Mrs. Pace reappeared in his field of view, holding a nerf ball. “Let’s try something different today. I’m going to throw this ball of non expanding recreational foam,” pause for laughter, “And if I hit you with it - or if you catch it, you get to answer a trivia question about government.”

She glanced around the room, and then right at Lewis. The ball landed on his desk, right in his field of view. He looked up at her.

"Chambers, define 'meritocracy' in the context of the 14th Amendment’s Equal Protection Clause. Are we here because we are equal, or because we are better?"

“Uhm,” Lewis said nervously. “I um... I think we’re just lucky?”

His ears burned as he heard laughter around him, and beneath it, an annoyed sigh, the hiss of a crocodile about to snap her jaws shut on unsuspecting prey. He haphazardly tossed the Nerf ball back to Mrs. Pace. It bounced off her hand and right at Madison, who caught it expertly right out of the air.

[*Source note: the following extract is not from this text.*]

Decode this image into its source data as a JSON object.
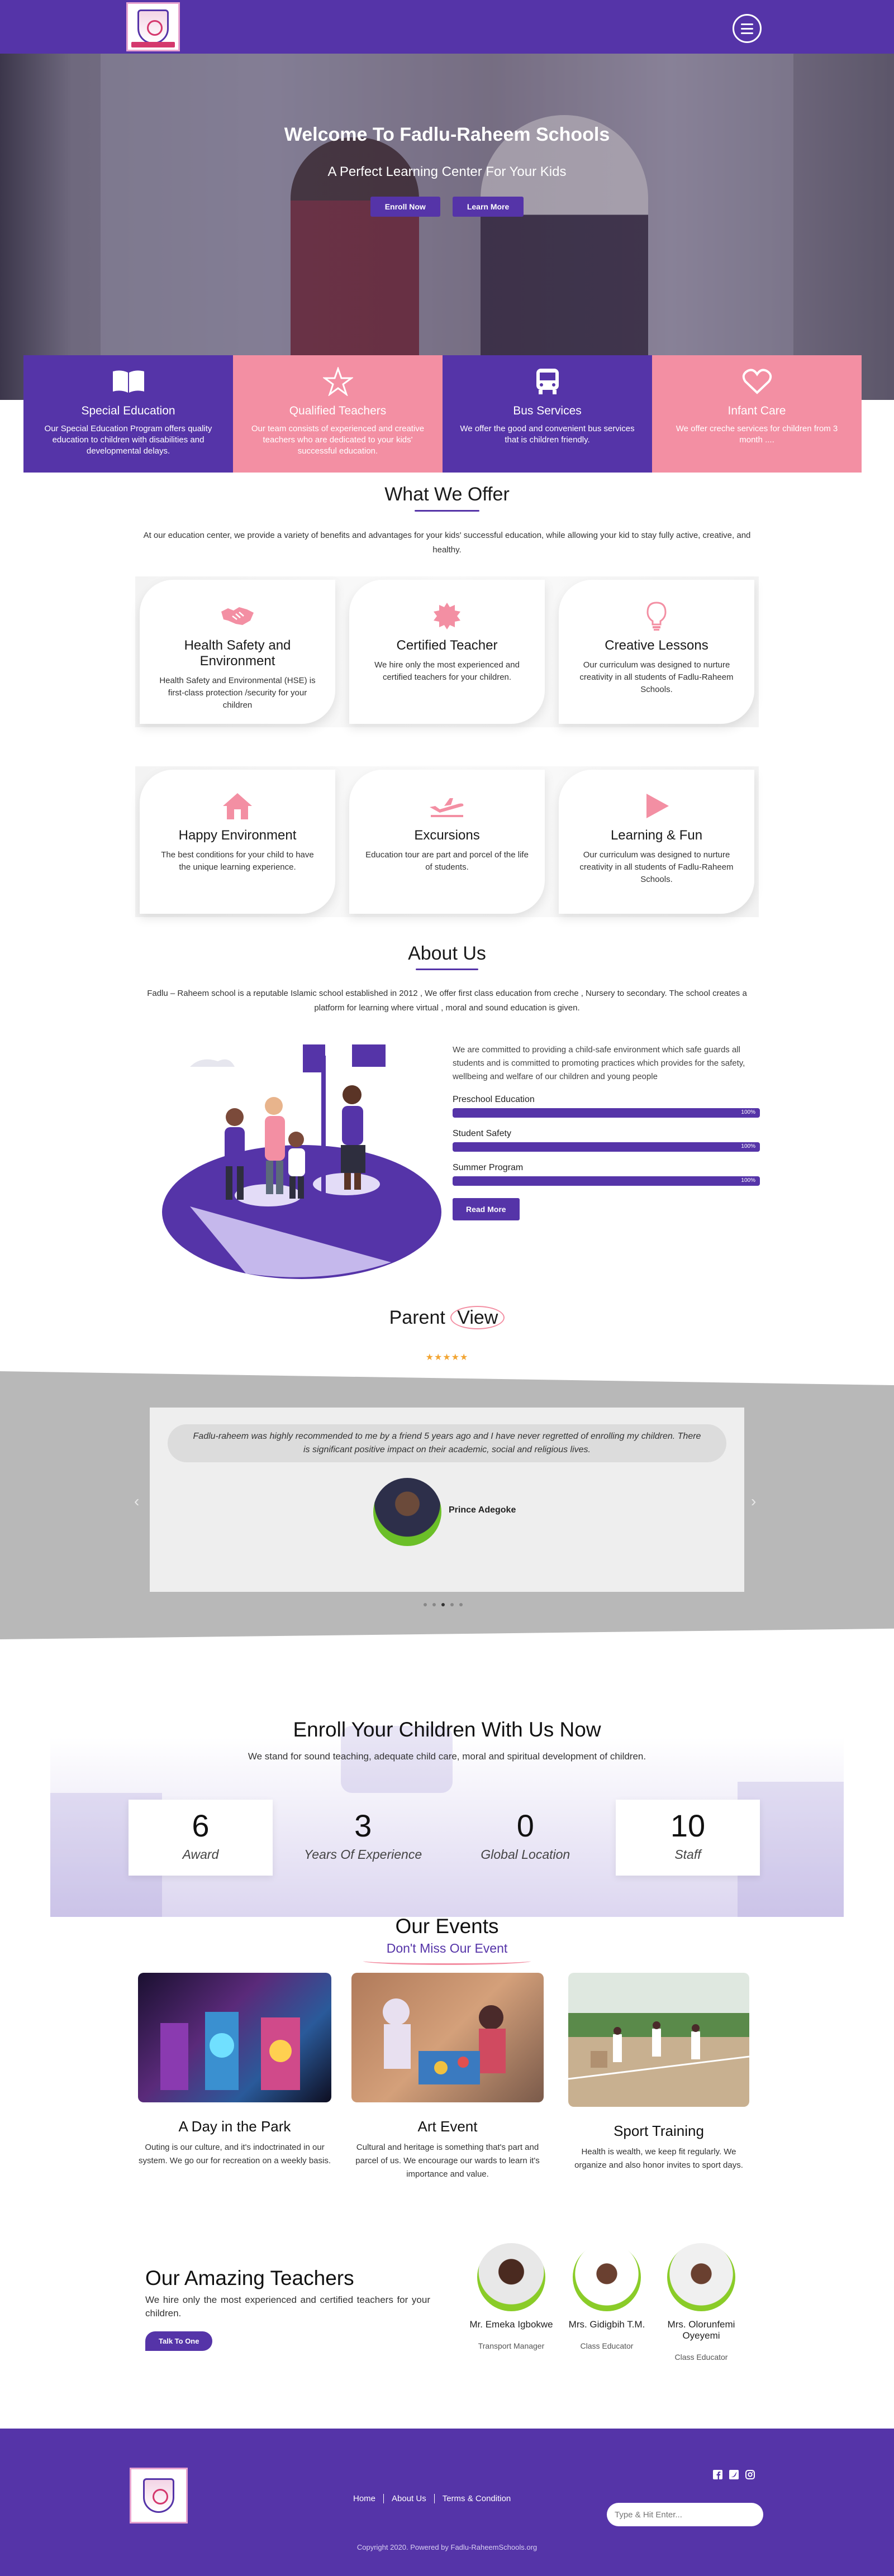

“Luck is a variable for those who lack precision, sweetie. We’re here because the data indicates we're the optimal version of the citizenry.” She tossed the nerf ball back to Mrs. Pace with that self same precision that the teacher caught it without any trouble.

“Interesting. Anyone care to counter?”

She tossed the ball to another student.

“Uh, not a rebuttal, but I mean the email I got when I got here said I was in the top 0.5% of whatever a cohort is, so it kinda tracks with what she just said.”

Lewis just wanted to melt into the floor, while Madison just gave a victorious, self-assured smirk - not at Lewis, by any means. He was still the dirt beneath her flawlessly manicured nails, but just to the world in general.

***

Gross, gross, gross, gross, gross!

For the next 45 minutes Lewis had to sit with someone else’s nasty, disgusting, skin-crawling ugh, their chewed gum spit on his hand Why did people stick their fucking gum under a fucking desk anyway?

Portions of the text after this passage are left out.